Wolf Hall and Bring Up the Bodies are the only consecutive novels by a Booker Prize-winning author, and Mantell was closely involved in transitioning to the stage in Stratford, London and New York. , which was also adopted by BBC Television. She also published her short story collection Margaret Her Assassination of Thatcher in 2014.

But among Mantell’s many notable qualities is a constant desire to rejuvenate.

After collecting a significant amount of photographs, George Miles sent her a dummy book. “I remember saying, ‘We’ve got to do something about these things,'” says Mantell. “But at the time, I had no idea it would be such a marching odyssey as the book.”

At that stage, The Mirror and the Light, the third in her trilogy, was still several years away from completion. And for me, it was exactly the refreshment I needed.

George Miles remembers a huge email from Mantell. “It was amazing, because that was why I represented photography so clearly and in such a different way.”

For Ben Miles, who co-wrote Mirror and Light, which Mantell staged last year at London’s Gielgud Theatre, the project was part of an ongoing collaboration spanning nearly a decade. The three got to visit places together, one of which she would often act as a decoy for the kindly guides who tried to show them the official versions.

George Miles describes a photograph of Ben sneaking up to take pictures of Anne Boleyn’s room and his brother showing the mantelpiece holding a broadsword during a swordfighting demonstration at Hampton Court. “When I arrived at a place with my camera, I often felt like I was following a route around the place that was clearly not the route prescribed by the manager of that place. And it was often kind of a long and winding digression.You didn’t really know what you were looking for.”

Some very impressive and thought-provoking images followed.
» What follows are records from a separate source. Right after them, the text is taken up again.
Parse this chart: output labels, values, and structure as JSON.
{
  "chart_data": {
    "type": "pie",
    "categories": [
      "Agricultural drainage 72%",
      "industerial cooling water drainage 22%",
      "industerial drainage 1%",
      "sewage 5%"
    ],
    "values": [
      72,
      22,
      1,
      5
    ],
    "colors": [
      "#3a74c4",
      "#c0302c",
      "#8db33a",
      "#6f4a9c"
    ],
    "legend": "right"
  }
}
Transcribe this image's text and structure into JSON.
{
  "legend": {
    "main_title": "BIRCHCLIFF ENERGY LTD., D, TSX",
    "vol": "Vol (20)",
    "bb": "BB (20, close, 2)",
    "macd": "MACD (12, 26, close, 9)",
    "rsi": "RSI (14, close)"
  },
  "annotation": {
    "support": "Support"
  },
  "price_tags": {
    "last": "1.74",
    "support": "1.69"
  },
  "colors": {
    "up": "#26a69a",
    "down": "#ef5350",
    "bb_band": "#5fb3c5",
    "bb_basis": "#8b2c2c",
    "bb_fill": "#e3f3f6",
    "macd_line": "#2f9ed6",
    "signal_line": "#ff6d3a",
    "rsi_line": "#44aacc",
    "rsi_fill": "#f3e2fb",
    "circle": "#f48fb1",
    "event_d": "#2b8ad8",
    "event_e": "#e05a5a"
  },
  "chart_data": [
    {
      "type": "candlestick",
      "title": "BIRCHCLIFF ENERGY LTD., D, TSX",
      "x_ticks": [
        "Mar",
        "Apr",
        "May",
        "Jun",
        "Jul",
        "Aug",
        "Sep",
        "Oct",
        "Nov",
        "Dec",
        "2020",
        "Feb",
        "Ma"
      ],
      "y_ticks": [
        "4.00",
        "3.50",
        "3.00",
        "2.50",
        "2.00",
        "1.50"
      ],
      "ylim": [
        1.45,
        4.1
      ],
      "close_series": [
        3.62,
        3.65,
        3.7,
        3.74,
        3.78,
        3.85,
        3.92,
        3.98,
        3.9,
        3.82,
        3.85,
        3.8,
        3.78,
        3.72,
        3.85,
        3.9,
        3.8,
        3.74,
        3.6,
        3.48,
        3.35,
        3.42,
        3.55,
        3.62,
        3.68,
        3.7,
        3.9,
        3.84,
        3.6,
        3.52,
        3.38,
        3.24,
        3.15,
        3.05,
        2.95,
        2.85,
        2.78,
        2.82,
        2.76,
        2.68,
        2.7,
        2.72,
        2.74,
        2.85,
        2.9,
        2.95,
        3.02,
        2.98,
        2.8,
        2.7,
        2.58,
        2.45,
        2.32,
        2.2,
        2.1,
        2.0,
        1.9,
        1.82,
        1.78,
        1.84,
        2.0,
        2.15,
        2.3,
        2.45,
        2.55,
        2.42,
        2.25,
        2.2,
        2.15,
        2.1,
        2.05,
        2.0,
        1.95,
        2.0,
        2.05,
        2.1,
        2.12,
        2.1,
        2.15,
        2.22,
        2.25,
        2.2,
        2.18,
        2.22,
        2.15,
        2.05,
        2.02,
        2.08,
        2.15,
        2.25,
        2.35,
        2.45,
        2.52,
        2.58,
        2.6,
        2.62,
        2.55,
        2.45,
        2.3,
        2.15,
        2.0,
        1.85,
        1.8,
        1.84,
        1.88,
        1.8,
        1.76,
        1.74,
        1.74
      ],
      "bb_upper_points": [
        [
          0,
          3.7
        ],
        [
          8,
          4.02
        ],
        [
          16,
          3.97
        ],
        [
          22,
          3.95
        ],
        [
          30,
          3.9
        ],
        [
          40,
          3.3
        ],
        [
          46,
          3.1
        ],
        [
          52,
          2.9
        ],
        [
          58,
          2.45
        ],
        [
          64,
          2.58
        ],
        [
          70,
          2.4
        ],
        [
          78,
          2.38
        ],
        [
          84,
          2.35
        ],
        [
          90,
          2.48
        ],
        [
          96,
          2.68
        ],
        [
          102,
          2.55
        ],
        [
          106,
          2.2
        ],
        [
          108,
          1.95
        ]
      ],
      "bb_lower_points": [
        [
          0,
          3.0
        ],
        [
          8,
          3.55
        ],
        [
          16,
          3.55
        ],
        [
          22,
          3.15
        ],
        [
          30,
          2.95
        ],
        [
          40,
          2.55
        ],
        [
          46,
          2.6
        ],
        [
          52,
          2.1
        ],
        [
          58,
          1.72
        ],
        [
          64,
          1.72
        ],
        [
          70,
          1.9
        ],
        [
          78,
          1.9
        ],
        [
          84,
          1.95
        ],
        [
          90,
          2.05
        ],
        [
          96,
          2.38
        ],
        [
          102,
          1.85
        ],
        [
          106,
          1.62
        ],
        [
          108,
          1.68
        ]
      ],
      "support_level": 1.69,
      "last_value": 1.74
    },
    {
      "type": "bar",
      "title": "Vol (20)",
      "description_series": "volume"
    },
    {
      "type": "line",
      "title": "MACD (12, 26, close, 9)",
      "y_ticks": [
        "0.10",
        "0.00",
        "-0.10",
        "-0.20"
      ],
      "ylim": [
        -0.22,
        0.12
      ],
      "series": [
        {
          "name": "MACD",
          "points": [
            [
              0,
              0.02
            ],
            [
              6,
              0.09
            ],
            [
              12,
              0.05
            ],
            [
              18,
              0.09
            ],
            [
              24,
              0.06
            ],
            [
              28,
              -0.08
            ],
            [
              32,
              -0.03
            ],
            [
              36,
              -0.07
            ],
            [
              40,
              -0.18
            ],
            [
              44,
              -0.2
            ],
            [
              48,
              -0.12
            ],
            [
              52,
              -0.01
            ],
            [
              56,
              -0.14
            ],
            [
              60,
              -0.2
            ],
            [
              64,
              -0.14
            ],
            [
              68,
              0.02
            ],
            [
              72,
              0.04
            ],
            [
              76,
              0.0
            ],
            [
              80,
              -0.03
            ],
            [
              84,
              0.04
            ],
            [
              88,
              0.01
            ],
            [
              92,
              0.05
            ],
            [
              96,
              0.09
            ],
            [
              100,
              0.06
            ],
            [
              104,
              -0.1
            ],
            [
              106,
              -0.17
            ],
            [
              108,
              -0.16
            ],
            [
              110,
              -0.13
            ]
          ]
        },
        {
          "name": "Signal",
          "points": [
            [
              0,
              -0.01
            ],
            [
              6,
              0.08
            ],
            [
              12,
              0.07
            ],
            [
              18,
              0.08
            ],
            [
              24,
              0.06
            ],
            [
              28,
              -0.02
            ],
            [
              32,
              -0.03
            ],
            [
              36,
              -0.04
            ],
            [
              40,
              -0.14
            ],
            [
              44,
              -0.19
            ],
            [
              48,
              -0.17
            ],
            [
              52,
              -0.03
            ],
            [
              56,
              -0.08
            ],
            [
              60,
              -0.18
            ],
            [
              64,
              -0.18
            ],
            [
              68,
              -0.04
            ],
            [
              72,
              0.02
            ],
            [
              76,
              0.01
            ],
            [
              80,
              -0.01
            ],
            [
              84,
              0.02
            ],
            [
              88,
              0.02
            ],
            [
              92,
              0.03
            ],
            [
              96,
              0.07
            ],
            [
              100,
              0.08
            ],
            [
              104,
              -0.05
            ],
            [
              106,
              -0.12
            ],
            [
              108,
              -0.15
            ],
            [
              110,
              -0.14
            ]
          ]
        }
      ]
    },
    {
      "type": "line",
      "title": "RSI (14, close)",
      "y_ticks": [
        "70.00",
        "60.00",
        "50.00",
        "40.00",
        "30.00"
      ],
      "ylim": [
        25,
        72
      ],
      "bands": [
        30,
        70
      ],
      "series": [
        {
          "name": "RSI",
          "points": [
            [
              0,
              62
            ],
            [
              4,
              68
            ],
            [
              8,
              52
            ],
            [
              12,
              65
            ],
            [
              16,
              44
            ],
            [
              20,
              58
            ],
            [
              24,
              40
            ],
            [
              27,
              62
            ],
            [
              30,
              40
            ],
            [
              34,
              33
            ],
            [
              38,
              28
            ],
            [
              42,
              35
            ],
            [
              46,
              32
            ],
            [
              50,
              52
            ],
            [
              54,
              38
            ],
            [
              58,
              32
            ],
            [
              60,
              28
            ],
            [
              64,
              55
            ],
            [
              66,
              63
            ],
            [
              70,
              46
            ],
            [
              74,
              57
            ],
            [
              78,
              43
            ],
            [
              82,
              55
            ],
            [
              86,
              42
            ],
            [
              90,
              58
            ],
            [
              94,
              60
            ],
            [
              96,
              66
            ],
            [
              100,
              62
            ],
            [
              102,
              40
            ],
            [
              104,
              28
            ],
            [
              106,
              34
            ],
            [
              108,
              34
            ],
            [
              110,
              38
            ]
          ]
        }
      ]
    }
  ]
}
Ghostly Hounds of Richmond Park. Boleyn’s robes laid out on the table like the shrouds of Lambeth Palace. The curling tongs wedged into the floor during filming at Cromwell’s mansion in Austin Friars’ City of London searched the world like an instrument of torture. It works.

But the book is not Mantell’s attempt to draw parallels with modern life. For example, when people suggested to her that Dominic Cummings, a former adviser to Boris Johnson, resembled Cromwell, she was persistently baffled.

“I think it’s simply because I value the long-term view so much. That’s why I don’t create parallels. That way a real person turns into this kind of fantasy persona.” I think, but unfortunately they’re not. They’re real, they’re real, they’re dangerous.”